I had not taken what is called a "complete" fast--that is, I had not waited until hunger returned. Therefore I began again. I intended only a short fast, but I found that hunger ceased again, and, much to my surprise, I had none of the former weakness. I took a cold bath and a vigorous rub twice a day; I walked four miles every morning, and did light gymnasium work, and with nothing save a slight tendency to chilliness to let me know that I was fasting.
For several months after this experience I lived upon a diet of raw foods exclusively mainly nuts and fruits. I had been led to regard this as the natural diet for human beings; and I found that so long as I was leading an active life the results were most satisfactory.

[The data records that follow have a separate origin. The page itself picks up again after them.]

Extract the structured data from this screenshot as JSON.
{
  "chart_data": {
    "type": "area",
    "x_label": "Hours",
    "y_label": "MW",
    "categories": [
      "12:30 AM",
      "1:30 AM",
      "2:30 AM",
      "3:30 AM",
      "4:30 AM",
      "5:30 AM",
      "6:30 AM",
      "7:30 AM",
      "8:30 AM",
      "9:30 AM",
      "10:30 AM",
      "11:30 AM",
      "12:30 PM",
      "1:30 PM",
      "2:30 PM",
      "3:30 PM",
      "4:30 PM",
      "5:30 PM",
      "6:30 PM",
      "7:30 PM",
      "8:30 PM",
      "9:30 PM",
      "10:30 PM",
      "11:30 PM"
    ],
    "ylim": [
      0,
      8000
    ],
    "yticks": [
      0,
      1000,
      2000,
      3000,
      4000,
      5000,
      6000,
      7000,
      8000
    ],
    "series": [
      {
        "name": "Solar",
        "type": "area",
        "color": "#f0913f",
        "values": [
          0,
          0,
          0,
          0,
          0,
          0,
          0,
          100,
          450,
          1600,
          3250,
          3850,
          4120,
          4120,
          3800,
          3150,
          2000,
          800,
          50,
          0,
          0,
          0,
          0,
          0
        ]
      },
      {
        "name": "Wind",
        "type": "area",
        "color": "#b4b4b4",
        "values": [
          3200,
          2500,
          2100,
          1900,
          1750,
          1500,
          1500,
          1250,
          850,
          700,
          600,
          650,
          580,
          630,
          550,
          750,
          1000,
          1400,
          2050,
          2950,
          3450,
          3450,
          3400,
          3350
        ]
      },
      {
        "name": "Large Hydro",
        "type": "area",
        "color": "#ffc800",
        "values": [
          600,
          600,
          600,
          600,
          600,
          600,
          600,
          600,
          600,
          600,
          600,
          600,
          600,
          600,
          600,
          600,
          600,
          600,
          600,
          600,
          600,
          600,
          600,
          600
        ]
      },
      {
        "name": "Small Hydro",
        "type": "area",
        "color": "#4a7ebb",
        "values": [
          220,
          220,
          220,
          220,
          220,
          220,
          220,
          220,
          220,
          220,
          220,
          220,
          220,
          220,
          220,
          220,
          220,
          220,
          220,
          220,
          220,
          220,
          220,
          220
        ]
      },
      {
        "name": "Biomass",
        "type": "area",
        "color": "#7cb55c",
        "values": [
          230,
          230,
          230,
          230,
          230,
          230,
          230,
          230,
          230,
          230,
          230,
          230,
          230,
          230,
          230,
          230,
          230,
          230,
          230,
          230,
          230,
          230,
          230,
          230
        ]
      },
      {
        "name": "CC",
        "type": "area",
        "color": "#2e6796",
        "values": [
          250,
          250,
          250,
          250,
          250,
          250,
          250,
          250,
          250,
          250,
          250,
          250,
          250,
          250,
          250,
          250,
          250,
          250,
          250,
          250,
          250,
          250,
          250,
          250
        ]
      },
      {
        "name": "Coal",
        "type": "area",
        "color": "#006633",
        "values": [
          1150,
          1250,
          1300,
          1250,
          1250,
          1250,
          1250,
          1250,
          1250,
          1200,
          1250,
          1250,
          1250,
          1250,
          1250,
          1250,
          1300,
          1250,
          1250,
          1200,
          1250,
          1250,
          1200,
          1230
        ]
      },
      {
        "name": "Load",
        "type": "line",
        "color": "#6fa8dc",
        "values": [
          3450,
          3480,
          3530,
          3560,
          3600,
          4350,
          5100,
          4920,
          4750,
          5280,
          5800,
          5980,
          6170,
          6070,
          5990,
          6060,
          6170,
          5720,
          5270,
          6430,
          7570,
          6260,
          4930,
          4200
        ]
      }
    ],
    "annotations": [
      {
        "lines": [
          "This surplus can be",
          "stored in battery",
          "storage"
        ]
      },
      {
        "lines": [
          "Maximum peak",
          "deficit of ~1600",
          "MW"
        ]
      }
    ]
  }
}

Those who have made a study of the fast explain its miracles in the following way: Superfluous nutriment is taken into the system and ferments, and the body is filled with a greater quantity of poisonous matter than the organs of elimination can handle. The result is the clogging of these organs and of the blood-vessels--such is the meaning of headaches and rheumatism, arteriosclerosis, paralysis, apoplexy, Bright's disease, cirrhosis, etc. And by impairing the blood and lowering the vitality, this same condition prepares the system for infection--for "colds," or pneumonia, or tuberculosis, or any of the fevers. As soon as the fast begins, and the first hunger has been withstood, the secretions cease, and the whole assimilative system, which takes so much of the energies of the body, goes out of business. The body then begins a sort of house-cleaning, which must be helped by an enema and a bath daily, and, above all, by copious water-drinking. The tongue becomes coated, the breath and the perspiration offensive; and this continues until the diseased matter has been entirely cast out, when the tongue clears and hunger reasserts itself in unmistakable form.

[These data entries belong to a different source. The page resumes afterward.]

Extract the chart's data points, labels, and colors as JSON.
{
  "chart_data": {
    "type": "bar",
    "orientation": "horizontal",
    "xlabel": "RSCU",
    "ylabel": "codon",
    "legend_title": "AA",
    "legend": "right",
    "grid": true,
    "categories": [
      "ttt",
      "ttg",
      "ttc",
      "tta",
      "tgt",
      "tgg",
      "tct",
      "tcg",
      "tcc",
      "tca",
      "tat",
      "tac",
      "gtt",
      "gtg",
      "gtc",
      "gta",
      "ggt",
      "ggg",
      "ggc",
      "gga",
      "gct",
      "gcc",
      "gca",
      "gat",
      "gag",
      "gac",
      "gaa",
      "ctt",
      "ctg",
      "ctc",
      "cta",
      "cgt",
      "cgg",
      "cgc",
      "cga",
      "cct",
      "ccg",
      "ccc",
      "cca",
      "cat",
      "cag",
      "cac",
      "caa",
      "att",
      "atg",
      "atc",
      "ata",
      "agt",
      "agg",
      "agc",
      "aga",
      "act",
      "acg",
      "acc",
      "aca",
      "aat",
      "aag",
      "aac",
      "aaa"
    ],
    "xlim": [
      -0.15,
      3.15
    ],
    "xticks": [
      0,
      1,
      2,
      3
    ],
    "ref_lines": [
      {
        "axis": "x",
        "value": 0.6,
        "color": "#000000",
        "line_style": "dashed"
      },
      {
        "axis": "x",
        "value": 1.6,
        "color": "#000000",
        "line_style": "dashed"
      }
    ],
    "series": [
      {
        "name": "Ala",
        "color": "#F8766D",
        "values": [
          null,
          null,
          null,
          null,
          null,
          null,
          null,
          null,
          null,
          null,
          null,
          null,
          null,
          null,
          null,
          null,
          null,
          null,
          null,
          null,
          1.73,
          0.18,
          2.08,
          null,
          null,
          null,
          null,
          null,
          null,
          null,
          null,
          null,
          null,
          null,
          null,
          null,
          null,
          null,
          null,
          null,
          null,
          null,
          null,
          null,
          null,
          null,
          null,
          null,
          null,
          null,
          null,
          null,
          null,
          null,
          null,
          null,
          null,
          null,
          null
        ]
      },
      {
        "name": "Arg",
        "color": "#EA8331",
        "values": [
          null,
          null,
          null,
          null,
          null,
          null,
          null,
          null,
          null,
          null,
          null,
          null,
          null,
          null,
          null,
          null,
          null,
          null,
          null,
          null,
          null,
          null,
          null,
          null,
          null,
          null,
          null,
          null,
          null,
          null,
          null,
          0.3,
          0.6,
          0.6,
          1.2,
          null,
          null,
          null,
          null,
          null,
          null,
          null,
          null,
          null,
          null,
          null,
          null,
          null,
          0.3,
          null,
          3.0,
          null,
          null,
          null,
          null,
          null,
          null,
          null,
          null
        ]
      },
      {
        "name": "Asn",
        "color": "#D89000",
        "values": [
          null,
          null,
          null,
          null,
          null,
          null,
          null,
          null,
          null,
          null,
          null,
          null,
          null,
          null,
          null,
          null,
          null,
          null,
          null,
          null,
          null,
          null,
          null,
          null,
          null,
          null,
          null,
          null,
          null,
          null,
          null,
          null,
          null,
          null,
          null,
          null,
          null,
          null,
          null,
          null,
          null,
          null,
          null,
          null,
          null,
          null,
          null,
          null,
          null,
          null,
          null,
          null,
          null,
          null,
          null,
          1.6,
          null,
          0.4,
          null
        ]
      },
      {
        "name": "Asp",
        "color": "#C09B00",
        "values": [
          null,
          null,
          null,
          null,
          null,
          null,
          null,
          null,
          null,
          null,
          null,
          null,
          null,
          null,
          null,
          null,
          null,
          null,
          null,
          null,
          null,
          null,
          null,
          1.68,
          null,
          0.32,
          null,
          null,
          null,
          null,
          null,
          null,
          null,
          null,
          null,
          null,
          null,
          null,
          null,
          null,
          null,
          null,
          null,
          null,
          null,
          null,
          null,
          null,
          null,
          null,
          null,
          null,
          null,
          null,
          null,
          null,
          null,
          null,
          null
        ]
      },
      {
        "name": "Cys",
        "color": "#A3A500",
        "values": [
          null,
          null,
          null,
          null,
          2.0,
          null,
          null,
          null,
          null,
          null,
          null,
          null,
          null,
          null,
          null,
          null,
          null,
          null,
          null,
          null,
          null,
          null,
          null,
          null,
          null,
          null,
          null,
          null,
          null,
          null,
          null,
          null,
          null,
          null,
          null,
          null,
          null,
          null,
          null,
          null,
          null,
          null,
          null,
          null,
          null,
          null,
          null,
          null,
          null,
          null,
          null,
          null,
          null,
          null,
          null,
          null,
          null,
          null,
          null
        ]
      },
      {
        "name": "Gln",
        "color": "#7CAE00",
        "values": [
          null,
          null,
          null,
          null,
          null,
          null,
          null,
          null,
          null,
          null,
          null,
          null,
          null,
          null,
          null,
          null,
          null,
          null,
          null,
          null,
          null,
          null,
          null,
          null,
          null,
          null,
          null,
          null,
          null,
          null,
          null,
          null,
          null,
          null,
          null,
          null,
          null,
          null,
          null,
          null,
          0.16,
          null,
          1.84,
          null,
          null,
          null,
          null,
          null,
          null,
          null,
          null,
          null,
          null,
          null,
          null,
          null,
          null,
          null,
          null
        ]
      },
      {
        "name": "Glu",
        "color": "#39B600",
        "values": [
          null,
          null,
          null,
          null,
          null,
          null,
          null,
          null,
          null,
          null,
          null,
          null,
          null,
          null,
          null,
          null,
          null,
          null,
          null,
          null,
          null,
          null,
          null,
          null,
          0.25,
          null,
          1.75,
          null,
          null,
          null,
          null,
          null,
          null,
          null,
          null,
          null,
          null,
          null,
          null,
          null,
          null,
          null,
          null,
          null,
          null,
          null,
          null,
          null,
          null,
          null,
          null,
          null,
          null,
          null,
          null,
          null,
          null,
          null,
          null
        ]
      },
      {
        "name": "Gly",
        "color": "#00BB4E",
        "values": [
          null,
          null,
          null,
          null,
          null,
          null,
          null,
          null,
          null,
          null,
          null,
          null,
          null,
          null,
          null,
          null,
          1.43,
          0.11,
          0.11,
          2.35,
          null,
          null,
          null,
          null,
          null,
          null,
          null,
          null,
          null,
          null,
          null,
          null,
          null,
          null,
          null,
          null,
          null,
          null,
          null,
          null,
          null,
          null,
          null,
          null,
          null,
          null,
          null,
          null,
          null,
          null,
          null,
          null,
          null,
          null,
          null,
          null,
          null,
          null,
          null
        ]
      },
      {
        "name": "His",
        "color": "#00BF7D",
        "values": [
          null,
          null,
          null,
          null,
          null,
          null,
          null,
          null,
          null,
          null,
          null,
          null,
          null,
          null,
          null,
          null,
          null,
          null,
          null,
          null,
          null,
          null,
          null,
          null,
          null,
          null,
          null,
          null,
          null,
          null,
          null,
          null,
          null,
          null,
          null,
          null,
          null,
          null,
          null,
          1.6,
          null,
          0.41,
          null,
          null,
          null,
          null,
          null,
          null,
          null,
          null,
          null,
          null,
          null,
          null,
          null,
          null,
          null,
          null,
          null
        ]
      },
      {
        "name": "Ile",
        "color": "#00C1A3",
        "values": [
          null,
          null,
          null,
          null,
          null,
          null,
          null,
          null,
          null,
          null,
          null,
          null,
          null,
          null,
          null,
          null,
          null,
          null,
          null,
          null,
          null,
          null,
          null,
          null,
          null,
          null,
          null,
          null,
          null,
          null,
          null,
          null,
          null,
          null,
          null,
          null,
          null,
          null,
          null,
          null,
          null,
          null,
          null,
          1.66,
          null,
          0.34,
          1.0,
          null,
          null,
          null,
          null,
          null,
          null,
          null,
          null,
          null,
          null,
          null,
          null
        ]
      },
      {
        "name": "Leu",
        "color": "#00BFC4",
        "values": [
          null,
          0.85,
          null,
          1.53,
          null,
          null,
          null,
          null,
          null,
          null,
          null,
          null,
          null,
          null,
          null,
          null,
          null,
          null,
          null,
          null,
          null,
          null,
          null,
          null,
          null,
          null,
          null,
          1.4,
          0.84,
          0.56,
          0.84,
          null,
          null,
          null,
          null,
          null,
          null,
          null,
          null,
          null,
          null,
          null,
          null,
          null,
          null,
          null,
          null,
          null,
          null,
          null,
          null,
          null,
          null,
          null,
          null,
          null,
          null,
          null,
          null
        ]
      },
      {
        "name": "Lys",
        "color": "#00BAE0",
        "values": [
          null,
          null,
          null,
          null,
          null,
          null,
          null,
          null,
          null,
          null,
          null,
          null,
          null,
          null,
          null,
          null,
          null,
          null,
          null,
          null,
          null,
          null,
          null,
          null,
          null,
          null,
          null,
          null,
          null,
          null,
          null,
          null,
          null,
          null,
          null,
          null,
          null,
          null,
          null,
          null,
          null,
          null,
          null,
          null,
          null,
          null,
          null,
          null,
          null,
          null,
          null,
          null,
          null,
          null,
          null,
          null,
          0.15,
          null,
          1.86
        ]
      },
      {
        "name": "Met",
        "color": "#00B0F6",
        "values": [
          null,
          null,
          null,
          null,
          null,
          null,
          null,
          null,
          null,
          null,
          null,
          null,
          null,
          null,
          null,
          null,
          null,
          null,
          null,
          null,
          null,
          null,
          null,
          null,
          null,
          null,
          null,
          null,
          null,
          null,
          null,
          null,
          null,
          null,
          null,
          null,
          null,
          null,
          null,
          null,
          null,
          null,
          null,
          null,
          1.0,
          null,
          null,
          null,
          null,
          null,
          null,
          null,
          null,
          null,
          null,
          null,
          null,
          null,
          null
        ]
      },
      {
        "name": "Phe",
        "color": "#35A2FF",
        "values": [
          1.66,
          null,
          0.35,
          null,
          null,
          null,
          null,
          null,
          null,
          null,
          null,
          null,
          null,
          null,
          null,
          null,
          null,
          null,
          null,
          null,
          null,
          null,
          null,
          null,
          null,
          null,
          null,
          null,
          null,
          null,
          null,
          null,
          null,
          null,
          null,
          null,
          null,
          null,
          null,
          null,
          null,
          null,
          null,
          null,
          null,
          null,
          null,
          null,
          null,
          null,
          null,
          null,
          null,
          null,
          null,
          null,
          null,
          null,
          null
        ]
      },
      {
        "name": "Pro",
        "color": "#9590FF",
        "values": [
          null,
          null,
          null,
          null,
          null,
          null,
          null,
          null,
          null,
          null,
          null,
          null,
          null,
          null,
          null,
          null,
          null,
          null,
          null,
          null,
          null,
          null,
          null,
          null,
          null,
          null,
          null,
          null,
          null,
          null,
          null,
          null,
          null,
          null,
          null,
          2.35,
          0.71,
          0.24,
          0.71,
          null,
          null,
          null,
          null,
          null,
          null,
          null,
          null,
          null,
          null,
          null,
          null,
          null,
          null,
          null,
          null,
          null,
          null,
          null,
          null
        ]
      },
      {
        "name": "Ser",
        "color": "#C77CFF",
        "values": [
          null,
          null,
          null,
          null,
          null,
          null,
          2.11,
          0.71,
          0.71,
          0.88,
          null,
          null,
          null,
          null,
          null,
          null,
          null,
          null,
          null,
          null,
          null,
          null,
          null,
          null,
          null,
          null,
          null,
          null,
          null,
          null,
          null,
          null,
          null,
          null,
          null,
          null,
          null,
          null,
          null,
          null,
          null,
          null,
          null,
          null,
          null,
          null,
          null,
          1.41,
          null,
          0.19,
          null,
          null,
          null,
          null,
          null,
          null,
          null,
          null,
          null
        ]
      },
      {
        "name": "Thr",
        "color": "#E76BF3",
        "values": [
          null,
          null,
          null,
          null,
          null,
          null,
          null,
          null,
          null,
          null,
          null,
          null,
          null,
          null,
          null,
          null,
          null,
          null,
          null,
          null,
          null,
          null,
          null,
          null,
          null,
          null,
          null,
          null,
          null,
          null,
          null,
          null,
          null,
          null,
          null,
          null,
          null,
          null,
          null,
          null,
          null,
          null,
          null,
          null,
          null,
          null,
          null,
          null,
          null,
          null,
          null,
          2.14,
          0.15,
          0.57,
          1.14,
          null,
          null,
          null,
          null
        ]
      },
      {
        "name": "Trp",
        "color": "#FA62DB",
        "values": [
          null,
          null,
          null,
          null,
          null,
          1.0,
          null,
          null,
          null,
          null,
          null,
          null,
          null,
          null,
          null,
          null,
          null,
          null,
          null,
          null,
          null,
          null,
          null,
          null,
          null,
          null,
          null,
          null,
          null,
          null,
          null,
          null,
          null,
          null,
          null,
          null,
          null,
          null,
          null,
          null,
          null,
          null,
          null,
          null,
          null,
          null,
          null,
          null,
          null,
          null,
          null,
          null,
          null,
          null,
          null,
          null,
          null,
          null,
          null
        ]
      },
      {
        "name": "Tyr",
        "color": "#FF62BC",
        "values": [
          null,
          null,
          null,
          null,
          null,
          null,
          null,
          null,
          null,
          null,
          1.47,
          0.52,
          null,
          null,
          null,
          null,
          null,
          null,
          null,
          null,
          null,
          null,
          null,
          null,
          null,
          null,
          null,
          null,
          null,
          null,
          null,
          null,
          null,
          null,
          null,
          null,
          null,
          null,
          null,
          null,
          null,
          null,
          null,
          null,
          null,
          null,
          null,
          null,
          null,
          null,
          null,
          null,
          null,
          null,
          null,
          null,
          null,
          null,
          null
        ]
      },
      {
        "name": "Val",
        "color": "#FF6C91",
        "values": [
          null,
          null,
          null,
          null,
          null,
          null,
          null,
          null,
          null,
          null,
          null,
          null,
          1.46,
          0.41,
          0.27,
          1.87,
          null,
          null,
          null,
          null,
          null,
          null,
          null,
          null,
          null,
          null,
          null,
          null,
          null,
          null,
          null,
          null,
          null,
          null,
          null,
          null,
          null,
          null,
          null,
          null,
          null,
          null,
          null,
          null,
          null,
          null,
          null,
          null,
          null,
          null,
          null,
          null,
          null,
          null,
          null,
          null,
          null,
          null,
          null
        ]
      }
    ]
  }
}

Strange as it may seem, the fast is a cure for both emaciation and obesity. After a complete fast the body will come to its ideal weight. People who are very stout will not regain their weight; while people who are underweight may gain a pound or more a day for a month. There are two dangers to be feared in fasting. The first is that of fear. I do not say this as a jest. No one should begin to fast until he has read up on the subject and convinced himself that it is the thing to do; The other danger is in breaking the fast. A person breaking a long fast should regard himself as if he were liable to seizures of violent insanity. I know a man who fasted fifty days, and then ate half a dozen figs, and caused intestinal abrasions from which he lost a great deal of blood.